Lunch in Paris

I just finished reading a book I thoroughly enjoyed—Lunch in Paris by Elizabeth Bard. It’s a little bit romance, a little bit travelogue, a little bit foodie … in other words, tailor-made for me. The American Bard (mid-twenties) met a Frenchman (also mid-twenties) at an academic conference in London, which led, eventually, to that fateful lunch in Paris.

Lunch in Paris

Toward the end of the book, Bard describes a New Year’s Eve dinner at the home of some of her French family; her parents flew in from New York for the occasion. The host had cooked sixteen separate dishes (because there were sixteen guests).

We sat down at eight p.m. and didn’t get up from the table until four thirty in the morning, except for a brief pause at midnight for champagne. It was the most spectacular meal I’ve ever eaten. Like the triumphal procession in Act II of Aida, after the spear carriers come the chariots, after the chariots the cavalry, after the cavalry the dancing girls. And just when you think the stage can’t hold another thing, they bring out the elephants.

To start, there were small salads—the thinnest slivers of red and yellow pepper, slow roasted and glistening with olive oil, and the simplest blend of carrots and golden onions, heady with the smell of cumin.

Then came the fish, its sauce simmered with saffron and tomatoes, thickened with ground almonds. I served myself the merest spoonful or two. “Elle est stratégique.” Affif winked with approval. “She knows what’s coming.” I wanted to savor every bite, even if it was a small one, nothing blurred by the rebellion of a tired palate. I plucked a toothpick out of an oblong white calamari. It was stuffed with rice and peppers, a curly violet-tipped tentacle poking out here and there.

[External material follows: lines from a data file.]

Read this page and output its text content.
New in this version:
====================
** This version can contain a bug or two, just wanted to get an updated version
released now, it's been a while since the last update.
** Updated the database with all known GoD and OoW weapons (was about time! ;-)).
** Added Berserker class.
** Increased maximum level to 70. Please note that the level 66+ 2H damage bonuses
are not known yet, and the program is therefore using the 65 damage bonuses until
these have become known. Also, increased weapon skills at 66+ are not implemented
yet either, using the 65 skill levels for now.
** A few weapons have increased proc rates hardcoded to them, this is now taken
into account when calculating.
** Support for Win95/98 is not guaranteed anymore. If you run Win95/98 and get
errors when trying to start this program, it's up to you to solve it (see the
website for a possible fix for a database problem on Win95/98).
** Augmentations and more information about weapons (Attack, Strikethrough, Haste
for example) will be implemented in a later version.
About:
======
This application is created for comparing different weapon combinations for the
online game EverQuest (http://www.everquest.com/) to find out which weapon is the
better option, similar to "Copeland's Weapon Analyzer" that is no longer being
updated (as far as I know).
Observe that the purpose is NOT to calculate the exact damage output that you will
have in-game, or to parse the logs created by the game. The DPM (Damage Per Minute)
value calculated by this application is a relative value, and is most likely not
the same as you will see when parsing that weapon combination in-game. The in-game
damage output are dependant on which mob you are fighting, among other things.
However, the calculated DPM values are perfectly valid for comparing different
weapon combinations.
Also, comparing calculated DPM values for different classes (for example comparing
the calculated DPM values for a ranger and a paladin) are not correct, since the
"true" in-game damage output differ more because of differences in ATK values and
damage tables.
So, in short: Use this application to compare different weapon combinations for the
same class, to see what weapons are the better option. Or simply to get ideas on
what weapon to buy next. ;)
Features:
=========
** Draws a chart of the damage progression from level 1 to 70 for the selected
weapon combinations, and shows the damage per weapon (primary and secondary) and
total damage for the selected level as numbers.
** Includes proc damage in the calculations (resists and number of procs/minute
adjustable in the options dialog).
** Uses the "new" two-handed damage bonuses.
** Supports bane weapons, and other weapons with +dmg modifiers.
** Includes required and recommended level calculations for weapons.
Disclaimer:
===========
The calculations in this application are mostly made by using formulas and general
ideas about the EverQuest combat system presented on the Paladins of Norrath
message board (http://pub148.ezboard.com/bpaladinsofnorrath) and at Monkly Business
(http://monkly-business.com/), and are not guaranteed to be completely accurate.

I looked around the table. … I had been working so hard these past few years to figure out what France was about—how it operates, what makes it tick. In fact, most of what was important to the French was around this table: close family, old friends, and fabulous food. I knew I would never entirely leave my New York self behind—never stop wanting, never stop striving—but I also had my place here, among these people.*

The book has two or three recipes at the end of each chapter, and lots of interesting observations from an American, loved by a Frenchman, trying to assimilate and be accepted. If you like this type of book, I think you’ll be delighted by Lunch in Paris.

It turns out there is a Lunch in Paris website, which includes a blog with recipes and luscious photos. (Sadly, not updated in a while, but it seems Bard and her husband opened an ice cream company. They’ve been busy.) Also since the first book, they’ve moved to Provence and started a family. You can see more about this on the Facebook page. (Scaramouche has a Facebook page too.) Here I learned Bard has a new book due in April 2015: Picnic in Provence. I’m looking forward to it.

* Transcribed by me from pages 296–286 of the hardcover edition of Lunch in Paris: A Love Story with Recipes (Little, Brown, 2010).